Kedua, intervensi aktif adalah cara untuk memindahkan terapi melewati jalan
buntu ini, dan dengan demikian dapat mengatasi resistensi yang terlibat dalam
gejala kecemasan klien tanpa mengatasi resistensi tersebut secara langsung.
Upaya untuk menggali dan menafsirkan termotivasi secara tidak sadar, sifat
resistif kecemasan klienternyata hanya membimbingnya untuk merasa dikritik,
tidak efektif, dan ‘bodoh’serta menimbulkan persepsi bahwa terapis bersikap
memusuhi dan merendahkan. Akhirnya, terapis berharap bahwa dengan aktif
membantu Mr X untuk mengurangi kecemasannya, klien akan memiliki
pengalaman(korektif emosional) langsung dimana
klien dihargai dan dirawat yang akan menerangi dan memperbaiki perlakuan
negatif dalam hubungan antaraklien dan terapis. Dengan begitu Mr X menjadi
lebih mampu mengelola kecemasannya, ia juga menjadi lebih sadar akan pencetus
interpersonal/awal mula gejala ini, dan juga lebih mampu mengeksplorasi makna penghindaran.

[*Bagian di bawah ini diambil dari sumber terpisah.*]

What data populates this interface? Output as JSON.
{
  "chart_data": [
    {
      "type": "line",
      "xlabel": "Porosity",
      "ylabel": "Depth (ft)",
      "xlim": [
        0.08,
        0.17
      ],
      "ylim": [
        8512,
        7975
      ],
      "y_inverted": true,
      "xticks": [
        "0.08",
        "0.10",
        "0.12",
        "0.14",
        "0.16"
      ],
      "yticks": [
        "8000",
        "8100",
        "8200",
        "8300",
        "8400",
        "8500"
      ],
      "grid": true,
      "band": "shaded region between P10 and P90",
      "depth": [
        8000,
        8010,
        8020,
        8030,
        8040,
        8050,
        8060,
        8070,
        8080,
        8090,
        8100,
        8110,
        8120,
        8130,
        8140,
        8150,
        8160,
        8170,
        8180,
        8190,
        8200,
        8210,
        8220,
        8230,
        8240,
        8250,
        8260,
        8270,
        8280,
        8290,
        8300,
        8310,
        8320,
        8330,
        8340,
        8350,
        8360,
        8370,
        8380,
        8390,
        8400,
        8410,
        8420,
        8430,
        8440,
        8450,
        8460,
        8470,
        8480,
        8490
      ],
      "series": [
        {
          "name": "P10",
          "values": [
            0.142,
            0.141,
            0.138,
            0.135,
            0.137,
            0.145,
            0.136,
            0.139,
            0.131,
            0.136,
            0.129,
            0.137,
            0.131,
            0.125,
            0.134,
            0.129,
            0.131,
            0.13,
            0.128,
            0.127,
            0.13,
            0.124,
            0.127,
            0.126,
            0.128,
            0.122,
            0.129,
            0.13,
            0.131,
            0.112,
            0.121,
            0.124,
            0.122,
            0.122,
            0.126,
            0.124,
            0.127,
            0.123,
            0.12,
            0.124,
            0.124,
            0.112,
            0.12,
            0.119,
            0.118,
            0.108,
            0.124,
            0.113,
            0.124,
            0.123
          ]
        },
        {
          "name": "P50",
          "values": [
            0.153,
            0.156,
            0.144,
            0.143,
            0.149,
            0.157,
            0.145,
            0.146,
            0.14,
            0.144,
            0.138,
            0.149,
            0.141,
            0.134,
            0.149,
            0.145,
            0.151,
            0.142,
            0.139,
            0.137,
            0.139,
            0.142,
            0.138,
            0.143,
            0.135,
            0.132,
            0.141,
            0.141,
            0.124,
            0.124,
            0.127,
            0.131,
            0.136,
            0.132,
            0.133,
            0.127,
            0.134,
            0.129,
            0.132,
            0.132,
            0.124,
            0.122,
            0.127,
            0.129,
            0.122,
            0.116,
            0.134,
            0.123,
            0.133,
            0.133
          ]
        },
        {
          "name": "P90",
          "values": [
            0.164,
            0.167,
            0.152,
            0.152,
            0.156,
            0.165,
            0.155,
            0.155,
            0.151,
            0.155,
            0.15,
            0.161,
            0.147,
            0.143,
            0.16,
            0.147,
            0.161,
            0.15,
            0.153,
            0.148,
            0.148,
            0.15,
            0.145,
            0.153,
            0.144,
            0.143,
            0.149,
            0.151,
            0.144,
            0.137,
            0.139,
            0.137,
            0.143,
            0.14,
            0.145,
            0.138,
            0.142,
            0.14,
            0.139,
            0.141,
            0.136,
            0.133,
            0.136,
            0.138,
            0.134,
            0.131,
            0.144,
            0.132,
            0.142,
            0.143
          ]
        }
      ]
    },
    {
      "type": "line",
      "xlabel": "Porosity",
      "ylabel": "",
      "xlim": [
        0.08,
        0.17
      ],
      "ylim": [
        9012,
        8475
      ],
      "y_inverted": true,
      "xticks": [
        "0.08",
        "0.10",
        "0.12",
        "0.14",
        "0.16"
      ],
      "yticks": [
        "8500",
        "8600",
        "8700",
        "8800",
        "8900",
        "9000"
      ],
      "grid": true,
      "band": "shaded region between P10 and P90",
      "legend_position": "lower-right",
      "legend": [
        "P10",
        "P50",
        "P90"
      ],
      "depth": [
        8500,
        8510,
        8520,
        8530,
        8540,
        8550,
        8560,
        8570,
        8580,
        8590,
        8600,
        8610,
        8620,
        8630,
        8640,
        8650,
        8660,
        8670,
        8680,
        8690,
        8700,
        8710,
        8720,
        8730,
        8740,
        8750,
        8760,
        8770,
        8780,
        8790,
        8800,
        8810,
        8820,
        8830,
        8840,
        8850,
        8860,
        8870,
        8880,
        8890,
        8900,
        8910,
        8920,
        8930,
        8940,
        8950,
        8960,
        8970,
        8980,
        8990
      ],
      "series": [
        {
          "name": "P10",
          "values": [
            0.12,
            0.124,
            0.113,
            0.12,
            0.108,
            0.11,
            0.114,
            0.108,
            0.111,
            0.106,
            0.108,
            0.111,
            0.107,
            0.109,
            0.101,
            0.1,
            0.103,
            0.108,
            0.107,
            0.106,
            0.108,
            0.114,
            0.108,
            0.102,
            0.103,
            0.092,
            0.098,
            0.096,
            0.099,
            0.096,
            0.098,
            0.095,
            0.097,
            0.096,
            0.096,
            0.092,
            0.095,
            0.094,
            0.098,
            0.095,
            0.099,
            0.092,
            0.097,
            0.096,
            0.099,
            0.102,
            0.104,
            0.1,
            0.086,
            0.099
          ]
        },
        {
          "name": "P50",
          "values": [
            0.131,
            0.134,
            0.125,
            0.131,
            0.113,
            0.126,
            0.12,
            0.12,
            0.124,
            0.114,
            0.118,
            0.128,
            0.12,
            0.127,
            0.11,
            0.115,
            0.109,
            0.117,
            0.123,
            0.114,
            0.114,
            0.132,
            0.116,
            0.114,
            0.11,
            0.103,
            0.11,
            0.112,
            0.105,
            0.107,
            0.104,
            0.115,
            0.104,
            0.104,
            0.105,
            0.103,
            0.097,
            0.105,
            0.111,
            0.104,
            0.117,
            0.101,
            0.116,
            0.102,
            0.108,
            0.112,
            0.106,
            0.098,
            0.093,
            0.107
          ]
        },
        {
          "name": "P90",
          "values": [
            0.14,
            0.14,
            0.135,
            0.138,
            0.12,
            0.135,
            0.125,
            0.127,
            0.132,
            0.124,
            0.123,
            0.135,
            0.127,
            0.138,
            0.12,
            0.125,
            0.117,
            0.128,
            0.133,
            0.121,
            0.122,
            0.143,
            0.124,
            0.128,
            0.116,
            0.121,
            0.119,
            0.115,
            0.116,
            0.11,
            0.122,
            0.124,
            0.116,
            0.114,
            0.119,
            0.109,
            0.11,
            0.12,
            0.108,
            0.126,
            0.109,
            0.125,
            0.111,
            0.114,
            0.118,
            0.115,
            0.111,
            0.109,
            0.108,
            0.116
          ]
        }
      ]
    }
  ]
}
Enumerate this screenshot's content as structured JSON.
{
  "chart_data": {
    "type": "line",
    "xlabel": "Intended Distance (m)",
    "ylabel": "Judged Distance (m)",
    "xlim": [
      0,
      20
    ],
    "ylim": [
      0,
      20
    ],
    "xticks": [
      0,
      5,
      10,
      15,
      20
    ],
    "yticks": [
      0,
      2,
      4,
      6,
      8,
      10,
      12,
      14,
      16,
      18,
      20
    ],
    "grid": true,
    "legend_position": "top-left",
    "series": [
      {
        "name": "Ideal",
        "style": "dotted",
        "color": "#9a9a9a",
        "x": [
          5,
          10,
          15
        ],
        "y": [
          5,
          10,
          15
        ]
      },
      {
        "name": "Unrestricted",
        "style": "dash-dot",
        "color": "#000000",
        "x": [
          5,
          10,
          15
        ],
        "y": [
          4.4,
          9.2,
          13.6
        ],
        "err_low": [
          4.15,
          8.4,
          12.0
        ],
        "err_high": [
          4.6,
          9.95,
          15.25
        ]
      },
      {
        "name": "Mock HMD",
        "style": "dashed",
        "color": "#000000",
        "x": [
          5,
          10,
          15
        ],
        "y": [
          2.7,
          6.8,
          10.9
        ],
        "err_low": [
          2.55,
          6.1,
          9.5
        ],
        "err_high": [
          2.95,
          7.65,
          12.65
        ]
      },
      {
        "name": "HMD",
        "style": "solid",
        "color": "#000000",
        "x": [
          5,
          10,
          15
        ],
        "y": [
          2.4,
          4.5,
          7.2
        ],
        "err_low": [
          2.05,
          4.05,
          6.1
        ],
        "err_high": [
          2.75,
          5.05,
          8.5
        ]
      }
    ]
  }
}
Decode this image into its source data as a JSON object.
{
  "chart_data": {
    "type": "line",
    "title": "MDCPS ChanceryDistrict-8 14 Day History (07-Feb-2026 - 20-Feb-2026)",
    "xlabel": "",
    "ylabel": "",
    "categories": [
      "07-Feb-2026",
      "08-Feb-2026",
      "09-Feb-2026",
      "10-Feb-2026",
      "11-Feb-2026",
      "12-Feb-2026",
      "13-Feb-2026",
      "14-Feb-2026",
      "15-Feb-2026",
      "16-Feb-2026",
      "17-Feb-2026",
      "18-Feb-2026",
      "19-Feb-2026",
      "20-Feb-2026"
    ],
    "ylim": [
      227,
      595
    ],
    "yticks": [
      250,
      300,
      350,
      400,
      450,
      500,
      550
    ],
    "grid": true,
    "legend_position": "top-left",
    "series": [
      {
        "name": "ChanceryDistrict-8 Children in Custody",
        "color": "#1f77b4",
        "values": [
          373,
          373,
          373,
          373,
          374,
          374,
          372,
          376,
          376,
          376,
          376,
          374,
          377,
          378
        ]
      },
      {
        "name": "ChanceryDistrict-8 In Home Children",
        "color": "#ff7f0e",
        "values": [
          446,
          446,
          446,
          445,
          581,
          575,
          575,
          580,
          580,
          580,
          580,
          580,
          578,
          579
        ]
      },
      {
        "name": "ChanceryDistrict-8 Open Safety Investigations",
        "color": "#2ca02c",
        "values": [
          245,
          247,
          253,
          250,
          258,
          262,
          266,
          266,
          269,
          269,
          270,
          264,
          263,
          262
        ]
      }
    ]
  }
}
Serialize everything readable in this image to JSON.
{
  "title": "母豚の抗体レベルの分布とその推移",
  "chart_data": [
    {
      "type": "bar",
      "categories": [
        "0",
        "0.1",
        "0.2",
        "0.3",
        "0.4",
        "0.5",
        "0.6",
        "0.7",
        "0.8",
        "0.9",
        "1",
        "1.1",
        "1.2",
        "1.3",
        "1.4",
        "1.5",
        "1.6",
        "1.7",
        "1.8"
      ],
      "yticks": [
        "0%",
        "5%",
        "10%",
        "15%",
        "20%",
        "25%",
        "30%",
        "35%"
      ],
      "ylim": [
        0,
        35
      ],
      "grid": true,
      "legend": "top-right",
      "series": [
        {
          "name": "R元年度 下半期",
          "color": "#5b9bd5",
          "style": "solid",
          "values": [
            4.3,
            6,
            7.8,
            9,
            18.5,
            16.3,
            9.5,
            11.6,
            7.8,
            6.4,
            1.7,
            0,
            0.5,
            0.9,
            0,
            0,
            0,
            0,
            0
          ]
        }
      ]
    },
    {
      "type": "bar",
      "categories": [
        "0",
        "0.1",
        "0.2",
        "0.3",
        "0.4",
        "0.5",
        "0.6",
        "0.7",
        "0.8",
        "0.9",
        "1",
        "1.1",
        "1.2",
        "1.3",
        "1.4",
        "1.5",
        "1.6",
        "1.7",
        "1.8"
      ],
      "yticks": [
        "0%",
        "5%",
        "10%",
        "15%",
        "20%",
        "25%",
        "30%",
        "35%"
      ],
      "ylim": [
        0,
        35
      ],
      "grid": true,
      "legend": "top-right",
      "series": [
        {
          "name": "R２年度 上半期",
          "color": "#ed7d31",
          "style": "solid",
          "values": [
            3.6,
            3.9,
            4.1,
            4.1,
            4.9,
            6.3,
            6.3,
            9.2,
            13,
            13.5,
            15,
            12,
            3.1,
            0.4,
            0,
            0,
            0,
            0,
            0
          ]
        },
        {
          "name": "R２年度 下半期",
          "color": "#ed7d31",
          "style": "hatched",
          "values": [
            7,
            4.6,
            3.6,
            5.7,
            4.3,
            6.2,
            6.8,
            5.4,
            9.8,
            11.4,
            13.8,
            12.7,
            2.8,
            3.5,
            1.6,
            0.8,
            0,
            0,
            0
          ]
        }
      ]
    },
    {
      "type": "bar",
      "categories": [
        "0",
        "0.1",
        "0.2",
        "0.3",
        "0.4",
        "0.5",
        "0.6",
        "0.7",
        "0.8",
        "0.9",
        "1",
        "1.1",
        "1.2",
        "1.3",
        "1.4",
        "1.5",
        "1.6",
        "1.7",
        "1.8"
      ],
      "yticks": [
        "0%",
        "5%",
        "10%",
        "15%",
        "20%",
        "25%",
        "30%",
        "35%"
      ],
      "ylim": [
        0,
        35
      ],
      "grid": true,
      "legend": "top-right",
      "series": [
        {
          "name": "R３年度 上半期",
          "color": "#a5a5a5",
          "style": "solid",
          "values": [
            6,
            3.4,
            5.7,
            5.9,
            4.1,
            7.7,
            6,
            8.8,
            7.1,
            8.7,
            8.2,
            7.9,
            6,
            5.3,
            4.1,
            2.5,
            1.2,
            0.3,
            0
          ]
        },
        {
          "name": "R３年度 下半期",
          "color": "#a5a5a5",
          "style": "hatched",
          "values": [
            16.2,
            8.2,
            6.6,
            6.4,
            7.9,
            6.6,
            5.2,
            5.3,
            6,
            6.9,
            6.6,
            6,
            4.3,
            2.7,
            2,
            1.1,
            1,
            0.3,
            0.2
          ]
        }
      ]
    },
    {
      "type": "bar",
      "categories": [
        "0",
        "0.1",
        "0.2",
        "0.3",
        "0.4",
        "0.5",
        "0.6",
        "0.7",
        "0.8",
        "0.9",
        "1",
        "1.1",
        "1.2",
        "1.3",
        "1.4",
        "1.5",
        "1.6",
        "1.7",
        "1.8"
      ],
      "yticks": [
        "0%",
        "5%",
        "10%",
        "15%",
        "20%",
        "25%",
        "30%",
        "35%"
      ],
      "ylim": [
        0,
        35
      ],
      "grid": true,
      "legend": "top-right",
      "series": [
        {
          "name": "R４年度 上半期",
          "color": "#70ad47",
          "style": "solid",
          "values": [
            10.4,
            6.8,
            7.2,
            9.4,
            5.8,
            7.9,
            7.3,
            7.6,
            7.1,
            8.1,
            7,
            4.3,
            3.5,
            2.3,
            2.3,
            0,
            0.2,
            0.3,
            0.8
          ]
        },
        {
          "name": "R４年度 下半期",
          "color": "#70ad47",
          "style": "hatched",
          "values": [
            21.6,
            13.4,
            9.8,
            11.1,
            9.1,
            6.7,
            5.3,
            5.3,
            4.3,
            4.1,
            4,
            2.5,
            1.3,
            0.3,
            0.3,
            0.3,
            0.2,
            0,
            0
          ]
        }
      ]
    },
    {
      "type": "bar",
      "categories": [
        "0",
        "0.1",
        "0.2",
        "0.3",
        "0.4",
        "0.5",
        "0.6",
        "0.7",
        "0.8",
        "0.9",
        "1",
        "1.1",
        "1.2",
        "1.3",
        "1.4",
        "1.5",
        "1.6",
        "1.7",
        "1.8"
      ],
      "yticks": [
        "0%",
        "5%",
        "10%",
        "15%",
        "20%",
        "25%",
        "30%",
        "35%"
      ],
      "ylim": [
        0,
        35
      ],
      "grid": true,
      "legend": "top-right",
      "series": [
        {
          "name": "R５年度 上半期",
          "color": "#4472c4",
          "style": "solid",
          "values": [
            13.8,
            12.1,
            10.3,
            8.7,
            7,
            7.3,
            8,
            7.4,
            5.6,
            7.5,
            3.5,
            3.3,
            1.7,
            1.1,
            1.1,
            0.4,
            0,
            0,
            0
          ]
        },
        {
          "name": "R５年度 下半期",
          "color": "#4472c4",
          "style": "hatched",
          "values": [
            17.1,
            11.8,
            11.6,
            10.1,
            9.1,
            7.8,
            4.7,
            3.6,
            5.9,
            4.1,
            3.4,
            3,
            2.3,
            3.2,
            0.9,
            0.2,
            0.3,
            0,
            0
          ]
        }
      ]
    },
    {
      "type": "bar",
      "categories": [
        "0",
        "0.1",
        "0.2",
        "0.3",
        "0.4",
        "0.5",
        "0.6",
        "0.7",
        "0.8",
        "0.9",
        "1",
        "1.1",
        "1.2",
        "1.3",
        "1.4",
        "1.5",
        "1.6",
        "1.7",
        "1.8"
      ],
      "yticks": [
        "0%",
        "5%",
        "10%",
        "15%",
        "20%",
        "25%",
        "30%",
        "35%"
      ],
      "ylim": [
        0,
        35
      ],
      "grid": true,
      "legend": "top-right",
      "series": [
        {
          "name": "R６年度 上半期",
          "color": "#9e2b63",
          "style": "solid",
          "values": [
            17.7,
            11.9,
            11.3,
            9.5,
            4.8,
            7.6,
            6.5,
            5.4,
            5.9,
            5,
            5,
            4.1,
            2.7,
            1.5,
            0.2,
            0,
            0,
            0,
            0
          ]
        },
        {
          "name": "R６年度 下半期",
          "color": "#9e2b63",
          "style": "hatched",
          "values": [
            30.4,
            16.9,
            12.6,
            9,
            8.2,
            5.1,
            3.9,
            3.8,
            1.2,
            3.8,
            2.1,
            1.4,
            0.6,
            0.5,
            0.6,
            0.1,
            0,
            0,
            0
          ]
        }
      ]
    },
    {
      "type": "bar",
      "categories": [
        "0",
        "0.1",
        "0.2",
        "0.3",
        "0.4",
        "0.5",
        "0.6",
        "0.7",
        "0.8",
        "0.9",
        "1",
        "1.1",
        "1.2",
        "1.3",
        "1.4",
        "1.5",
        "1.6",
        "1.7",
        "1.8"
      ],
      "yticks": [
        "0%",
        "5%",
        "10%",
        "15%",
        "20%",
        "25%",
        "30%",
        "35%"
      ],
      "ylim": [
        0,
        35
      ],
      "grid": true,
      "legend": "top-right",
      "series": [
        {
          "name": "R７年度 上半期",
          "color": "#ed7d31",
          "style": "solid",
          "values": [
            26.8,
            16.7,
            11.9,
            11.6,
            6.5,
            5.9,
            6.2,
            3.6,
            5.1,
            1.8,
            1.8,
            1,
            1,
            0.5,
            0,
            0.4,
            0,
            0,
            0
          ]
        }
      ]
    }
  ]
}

Yang paling penting, klien dan terapis mampu untuk membangun kembali aliansi
kerja yang positif dan untuk mengeksplorasi hubungan masa lalu yang bermanfaat,
terutama dengan ayah Mr X, di mana rasa sakit dan ketakutan Mr X itu telah
dipenuhi oleh ketidakpedulian dan ejekan. Saat ia menyatakan, “Dengan
menunjukkan bahwa Anda peduli bagaimana perasaan saya dan bahwa Anda bersedia
untuk membantu dengan cara menerima, Anda membuktikan betapa berbedanya Anda
dari ayah saya. Hal ini memungkinkan saya untuk melihat dan merasakan betapa
sakit hati dan marah padanya ketika ia menertawakan saya saat saya takut, dan
bagaimana saya menyangka saya mendapatkannya dari orang lain sekarang.”
Contoh
kasus ini menunjukkan cara-cara di mana intervensi dari sistem terapi lain
dapat berasimilasi ke dalam terapi psikodinamik, mengubah makna dan dampak dari
intervensi itu, dan berakibat pada perubahan psikodinamik dan interpersonal
yang tidak dapat diantisipasi (kognitif-perilaku dan pengalaman) sistem.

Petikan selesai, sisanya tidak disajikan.